I (24F) am thinking about leaving my husband (24M) and my son (3 month old M) because I don’t feel like I am needed or appreciated at home and my life is at a constant standby because of his career.

My husband has managed to put his Navy career before me always which I know is what he has to do but even when he isn’t at work his mind is still there. When we got married I didn’t get a wedding, we eloped and he left days later on a deployment leaving me alone in an apartment in the ghetto for 3 months. I didn’t get a honeymoon upon his return either or even a ring, I had to go with him to pick one out at Walmart. Then I got pregnant with the vocal promise of things being different, and my son’s birth was a complete disaster. 10 days in the nicu due to being born with hypoxic eschemic encephalopathy (HIE). Immediately following things have gotten worse, I get no time with him and he won’t even go to bed at the same time as me anymore, I have to plan every single thing and have since we got married, I clean and cook and he never does any of that without being asked, and I even have to give him direction on how to do so much as care about me but he does it for our son with no questions asked.
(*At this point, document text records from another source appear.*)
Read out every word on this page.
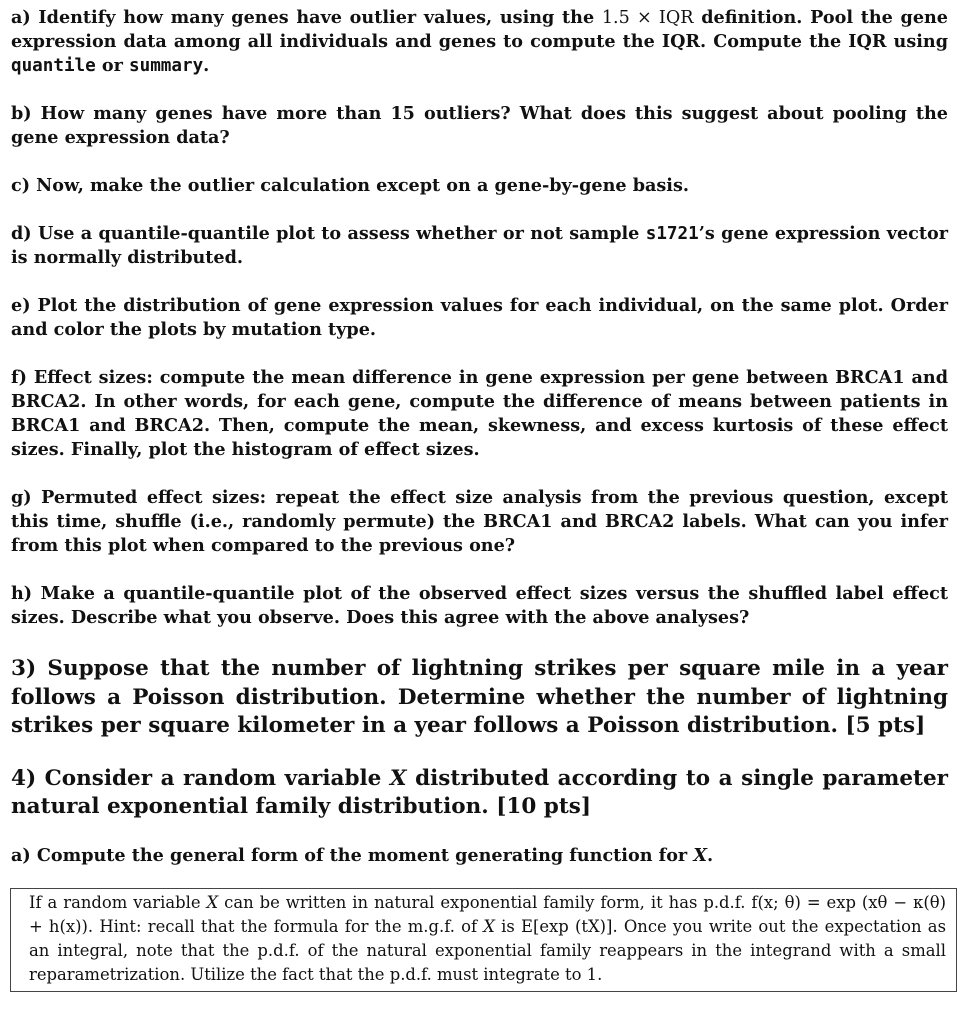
a) Identify how many genes have outlier values, using the 1.5 × IQR definition. Pool the gene expression data among all individuals and genes to compute the IQR. Compute the IQR using quantile or summary.

b) How many genes have more than 15 outliers? What does this suggest about pooling the gene expression data?

c) Now, make the outlier calculation except on a gene-by-gene basis.

d) Use a quantile-quantile plot to assess whether or not sample s1721’s gene expression vector is normally distributed.

e) Plot the distribution of gene expression values for each individual, on the same plot. Order and color the plots by mutation type.

f) Effect sizes: compute the mean difference in gene expression per gene between BRCA1 and BRCA2. In other words, for each gene, compute the difference of means between patients in BRCA1 and BRCA2. Then, compute the mean, skewness, and excess kurtosis of these effect sizes. Finally, plot the histogram of effect sizes.

g) Permuted effect sizes: repeat the effect size analysis from the previous question, except this time, shuffle (i.e., randomly permute) the BRCA1 and BRCA2 labels. What can you infer from this plot when compared to the previous one?

h) Make a quantile-quantile plot of the observed effect sizes versus the shuffled label effect sizes. Describe what you observe. Does this agree with the above analyses?

3) Suppose that the number of lightning strikes per square mile in a year follows a Poisson distribution. Determine whether the number of lightning strikes per square kilometer in a year follows a Poisson distribution. [5 pts]

4) Consider a random variable X distributed according to a single parameter natural exponential family distribution. [10 pts]

a) Compute the general form of the moment generating function for X.

If a random variable X can be written in natural exponential family form, it has p.d.f. f(x; θ) = exp (xθ − κ(θ) + h(x)). Hint: recall that the formula for the m.g.f. of X is E[exp (tX)]. Once you write out the expectation as an integral, note that the p.d.f. of the natural exponential family reappears in the integrand with a small reparametrization. Utilize the fact that the p.d.f. must integrate to 1.
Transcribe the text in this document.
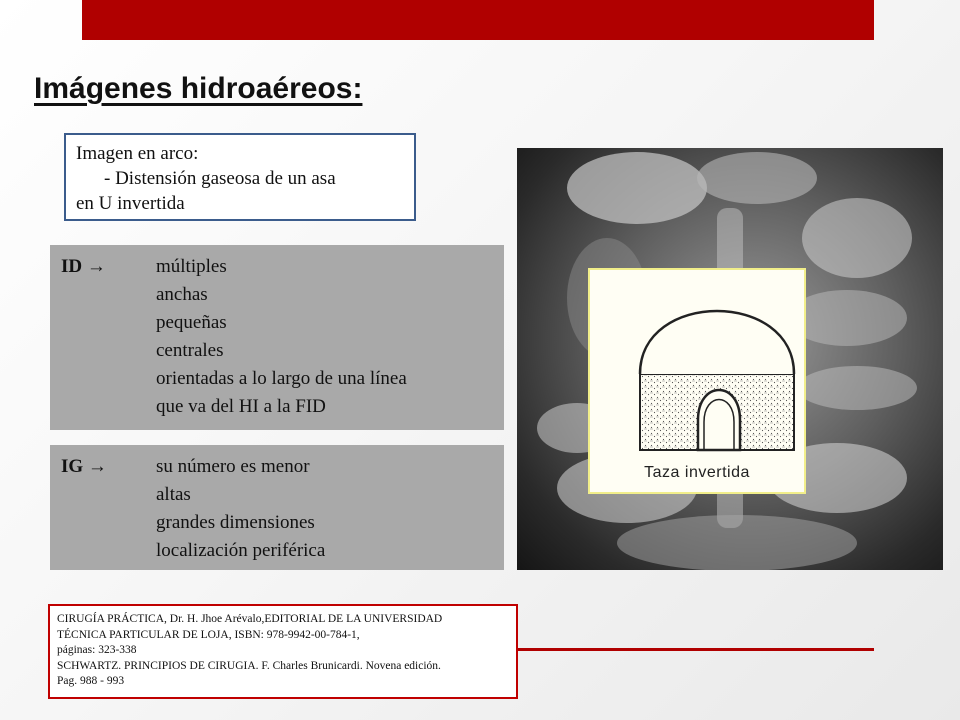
Imágenes hidroaéreos:
Imagen en arco:

- Distensión gaseosa de un asa
en U invertida
ID →	múltiples
anchas
pequeñas
centrales
orientadas a lo largo de una línea
que va del HI a la FID
IG →	su número es menor
altas
grandes dimensiones
localización periférica
Taza invertida
CIRUGÍA PRÁCTICA, Dr. H. Jhoe Arévalo,EDITORIAL DE LA UNIVERSIDAD
TÉCNICA PARTICULAR DE LOJA, ISBN: 978-9942-00-784-1,
páginas: 323-338
SCHWARTZ. PRINCIPIOS DE CIRUGIA. F. Charles Brunicardi. Novena edición.
Pag. 988 - 993
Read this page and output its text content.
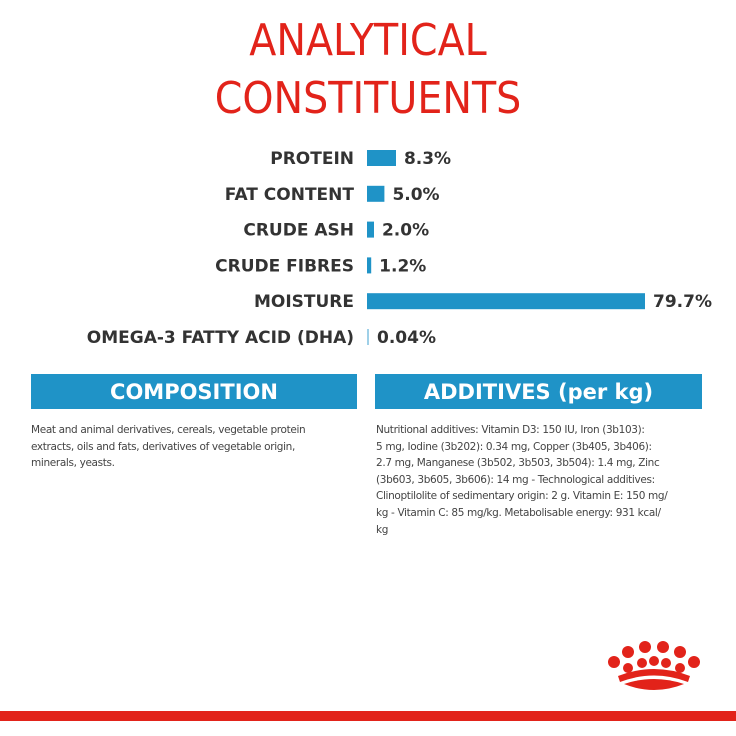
ANALYTICAL
CONSTITUENTS
PROTEIN	8.3%
FAT CONTENT 5.0%
CRUDE ASH 2.0%
CRUDE FIBRES 1.2%
MOISTURE	79.7%
OMEGA-3 FATTY ACID (DHA) 0.04%
COMPOSITION
Meat and animal derivatives, cereals, vegetable protein
extracts, oils and fats, derivatives of vegetable origin,
minerals, yeasts.
ADDITIVES (per kg)
Nutritional additives: Vitamin D3: 150 IU, Iron (3b103):
5 mg, Iodine (3b202): 0.34 mg, Copper (3b405, 3b406):
2.7 mg, Manganese (3b502, 3b503, 3b504): 1.4 mg, Zinc
(3b603, 3b605, 3b606): 14 mg - Technological additives:
Clinoptilolite of sedimentary origin: 2 g. Vitamin E: 150 mg/
kg - Vitamin C: 85 mg/kg. Metabolisable energy: 931 kcal/
kg
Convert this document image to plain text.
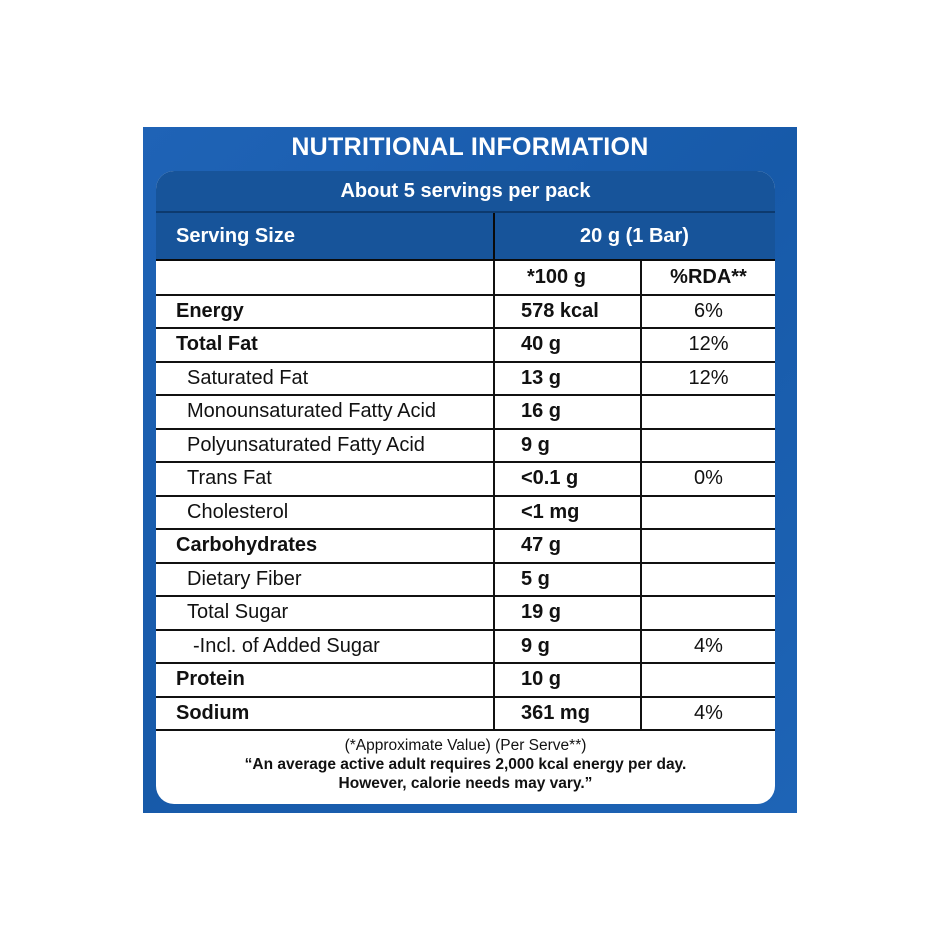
NUTRITIONAL INFORMATION
About 5 servings per pack
Serving Size	20 g (1 Bar)
	*100 g	%RDA**
Energy	578 kcal	6%
Total Fat	40 g	12%
Saturated Fat	13 g	12%
Monounsaturated Fatty Acid	16 g	
Polyunsaturated Fatty Acid	9 g	
Trans Fat	<0.1 g	0%
Cholesterol	<1 mg	
Carbohydrates	47 g	
Dietary Fiber	5 g	
Total Sugar	19 g	
-Incl. of Added Sugar	9 g	4%
Protein	10 g	
Sodium	361 mg	4%
(*Approximate Value) (Per Serve**)
“An average active adult requires 2,000 kcal energy per day.
However, calorie needs may vary.”
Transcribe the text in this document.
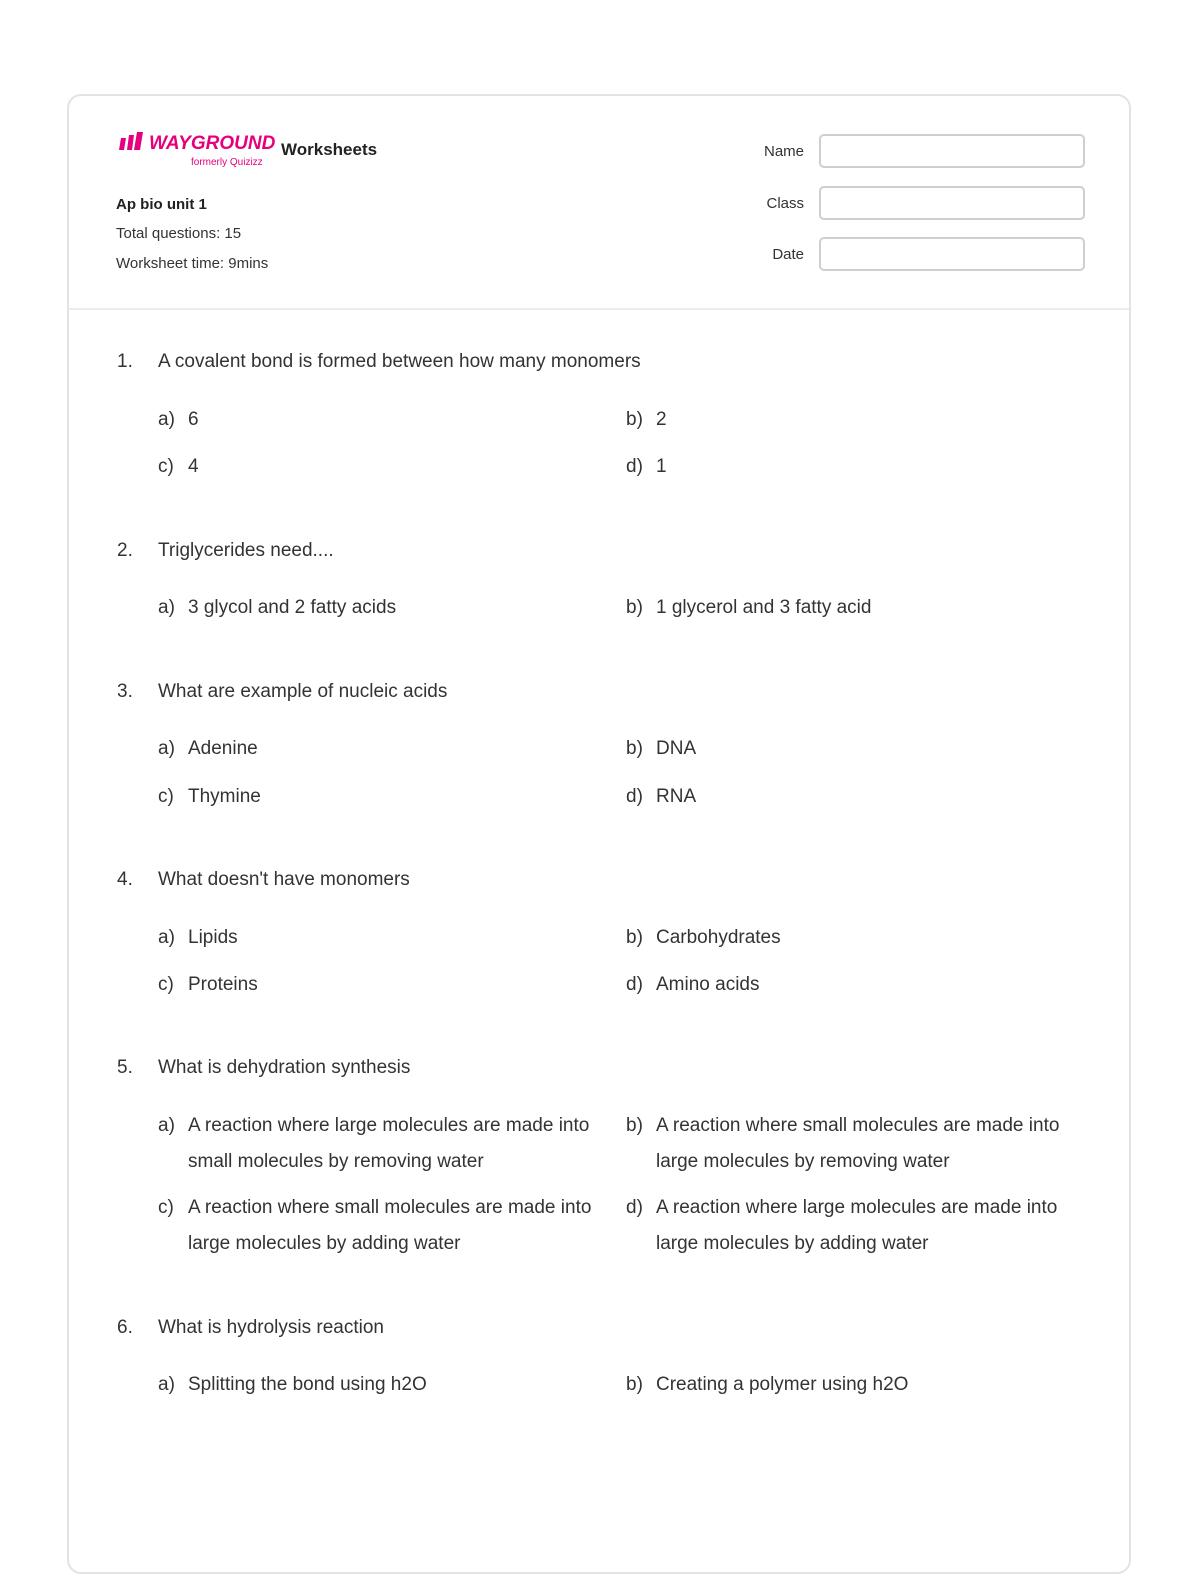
WAYGROUND
formerly Quizizz
Worksheets
Ap bio unit 1
Total questions: 15
Worksheet time: 9mins
Name
Class
Date
1. A covalent bond is formed between how many monomers
a) 6	b) 2
c) 4	d) 1
2. Triglycerides need....
a) 3 glycol and 2 fatty acids	b) 1 glycerol and 3 fatty acid
3. What are example of nucleic acids
a) Adenine	b) DNA
c) Thymine	d) RNA
4. What doesn't have monomers
a) Lipids	b) Carbohydrates
c) Proteins	d) Amino acids
5. What is dehydration synthesis
a) A reaction where large molecules are made into small molecules by removing water
b) A reaction where small molecules are made into large molecules by removing water
c) A reaction where small molecules are made into large molecules by adding water
d) A reaction where large molecules are made into large molecules by adding water
6. What is hydrolysis reaction
a) Splitting the bond using h2O	b) Creating a polymer using h2O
I’ve tried attempting to O D on pills 10 times in the last 3 months and even tried to h*ng myself and nothing works and he knows all this and has not shown a single ounce of empathy or anything and I’m fed the fuck up. I feel cheated and angry and I’m beyond done. I don’t feel needed nor wanted whatsoever by the man who is supposed to be my husband and I want to leave him and my son because I feel insignificant to both their lives and like I don’t matter. I’m tired of taking care of everyone else when not once have I been taken care of.